The main reason most upland hunters miss flushing birds is because they shoot too soon. That’s my conclusion, anyway, after once again doing my annual turn as a “celebrity” in a local charity hunt/shoot (Aimingforacure.com; a good cause). It’s the one time of year I hunt with regular hunters — as opposed to people like me, who hunt and shoot all the time and are eaten up with it — and I get to watch average hunters shoot. Not surprisingly, since they rarely practice, they shoot birds the way I shoot pool.
The hunt portion of the event is a preserve pheasant hunt. We line up and follow some very good dogs through a field full of put-and-take pheasants. Because I am the celebrity and everyone else is a paying customer, I figure it’s my job to let them do the shooting and say “Nice shot!” when a bird falls. If they miss, I shoot backup. So I have lots of chances to watch people shoot flushing birds on these hunts. Almost everyone reacts to the blur of the bird by opening fire immediately. They either miss or if they don’t, they often mangle the bird or scratch it down the pattern fringe. I usually have plenty of time to wait for everyone to empty their guns before I shoot whatever birds I shoot during the hunt.
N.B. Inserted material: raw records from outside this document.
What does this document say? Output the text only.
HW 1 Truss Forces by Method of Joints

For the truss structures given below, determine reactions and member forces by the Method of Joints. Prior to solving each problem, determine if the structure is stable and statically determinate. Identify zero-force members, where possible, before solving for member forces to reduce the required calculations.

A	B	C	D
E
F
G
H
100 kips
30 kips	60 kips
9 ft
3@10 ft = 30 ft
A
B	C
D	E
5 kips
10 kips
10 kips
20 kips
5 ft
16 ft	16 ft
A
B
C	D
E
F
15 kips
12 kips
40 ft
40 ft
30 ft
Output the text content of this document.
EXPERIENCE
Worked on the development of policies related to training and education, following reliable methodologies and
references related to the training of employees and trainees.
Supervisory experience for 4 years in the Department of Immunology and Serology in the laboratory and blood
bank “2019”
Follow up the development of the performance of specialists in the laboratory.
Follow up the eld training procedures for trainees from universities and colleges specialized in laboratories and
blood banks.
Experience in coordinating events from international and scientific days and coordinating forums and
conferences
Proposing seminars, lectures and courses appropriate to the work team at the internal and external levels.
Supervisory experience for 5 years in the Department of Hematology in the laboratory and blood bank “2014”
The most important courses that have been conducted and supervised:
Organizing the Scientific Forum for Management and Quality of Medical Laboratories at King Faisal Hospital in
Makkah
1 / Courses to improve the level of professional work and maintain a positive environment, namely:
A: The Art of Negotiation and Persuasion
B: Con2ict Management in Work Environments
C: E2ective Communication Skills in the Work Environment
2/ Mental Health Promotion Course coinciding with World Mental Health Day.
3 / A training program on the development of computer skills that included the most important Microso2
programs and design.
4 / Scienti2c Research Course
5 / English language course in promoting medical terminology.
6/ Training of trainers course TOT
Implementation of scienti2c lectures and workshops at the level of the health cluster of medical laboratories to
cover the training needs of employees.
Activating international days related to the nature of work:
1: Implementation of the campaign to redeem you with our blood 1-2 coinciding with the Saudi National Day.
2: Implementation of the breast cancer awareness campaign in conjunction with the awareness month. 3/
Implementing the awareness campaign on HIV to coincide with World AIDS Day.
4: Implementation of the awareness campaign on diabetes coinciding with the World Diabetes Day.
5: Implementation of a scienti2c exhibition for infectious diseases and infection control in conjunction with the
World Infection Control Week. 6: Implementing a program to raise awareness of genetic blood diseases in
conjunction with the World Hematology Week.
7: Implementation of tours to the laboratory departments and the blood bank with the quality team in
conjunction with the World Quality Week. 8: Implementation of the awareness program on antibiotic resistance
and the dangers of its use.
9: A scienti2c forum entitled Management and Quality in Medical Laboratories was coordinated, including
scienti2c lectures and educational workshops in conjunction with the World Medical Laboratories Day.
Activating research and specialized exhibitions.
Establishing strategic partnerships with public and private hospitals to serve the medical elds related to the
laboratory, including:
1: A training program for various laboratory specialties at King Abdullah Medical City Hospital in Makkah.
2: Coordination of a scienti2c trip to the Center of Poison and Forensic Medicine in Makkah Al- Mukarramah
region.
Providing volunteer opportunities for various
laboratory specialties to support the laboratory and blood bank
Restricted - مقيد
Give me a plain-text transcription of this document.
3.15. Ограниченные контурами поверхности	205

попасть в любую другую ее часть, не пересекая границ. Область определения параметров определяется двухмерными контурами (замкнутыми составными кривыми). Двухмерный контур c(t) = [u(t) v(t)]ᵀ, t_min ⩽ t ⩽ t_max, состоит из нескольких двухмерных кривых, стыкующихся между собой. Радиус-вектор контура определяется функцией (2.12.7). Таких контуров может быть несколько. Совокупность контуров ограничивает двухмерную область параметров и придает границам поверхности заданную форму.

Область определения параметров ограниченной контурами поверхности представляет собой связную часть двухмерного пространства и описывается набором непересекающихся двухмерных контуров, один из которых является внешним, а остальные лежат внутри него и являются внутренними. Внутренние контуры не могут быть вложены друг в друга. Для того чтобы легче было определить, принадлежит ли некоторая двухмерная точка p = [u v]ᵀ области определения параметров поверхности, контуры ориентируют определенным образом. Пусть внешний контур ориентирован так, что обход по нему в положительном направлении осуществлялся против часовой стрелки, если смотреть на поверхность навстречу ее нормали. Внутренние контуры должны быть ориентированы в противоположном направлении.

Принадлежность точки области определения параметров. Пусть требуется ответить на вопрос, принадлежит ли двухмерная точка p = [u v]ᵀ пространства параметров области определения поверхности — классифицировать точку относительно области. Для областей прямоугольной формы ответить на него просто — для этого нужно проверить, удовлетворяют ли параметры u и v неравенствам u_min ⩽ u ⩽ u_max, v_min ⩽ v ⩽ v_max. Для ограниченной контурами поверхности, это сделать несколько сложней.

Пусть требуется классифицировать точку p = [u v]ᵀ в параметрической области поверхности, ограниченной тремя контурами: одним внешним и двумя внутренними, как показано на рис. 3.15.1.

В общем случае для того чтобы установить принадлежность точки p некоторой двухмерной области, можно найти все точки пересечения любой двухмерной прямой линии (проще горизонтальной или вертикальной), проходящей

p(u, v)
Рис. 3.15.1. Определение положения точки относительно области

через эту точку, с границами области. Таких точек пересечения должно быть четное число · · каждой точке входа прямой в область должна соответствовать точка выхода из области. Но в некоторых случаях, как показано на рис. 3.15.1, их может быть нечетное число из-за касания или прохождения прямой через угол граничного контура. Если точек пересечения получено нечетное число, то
Conventional wisdom says hunters get distracted by the pheasant’s long tail. I don’t believe that. If it were true, you would see tails shot off. I have shot a lot of pheasants and have seen a lot shot and I have never yet seen one get de-tailed. Instead what happens when you try to shoot fast is that your head isn’t on the gunstock, and you’re shooting at the whole bird before you actually lock your eyes onto the front end. Shots taken that way are almost always missed over the top, not behind. Once pheasants are under power, though, people aim at them and miss behind. However, they don’t miss and hit the tail, they miss by many, many feet behind.
I can relate, though, to panic-missing at pheasants. It took years and a couple hundred roosters under my belt before I learned to remain calm when a bird flushes at my feet. You really have a lot of time to let a pheasant get out to where the pattern opens up. I’ll step toward the bird but keep the gun down and watch the bird, then mount and shoot when it’s reached 20 or 25yards. That approach works, but it has its downside, too. Years ago I was on a guided hunt in Nebraska and I walked in on a point. The pheasant flushed, I watched it go, waiting until it was far enough out to suit me. Just before it reached 20 yards or so the guide shot it. I gave him a look.
He said “I’m sorry, I wasn’t going to shoot but I looked over and you were just hanging out. I didn’t think you were shooting.”
You’ve got time when a pheasant flushes underfoot – even time to hang out for a while.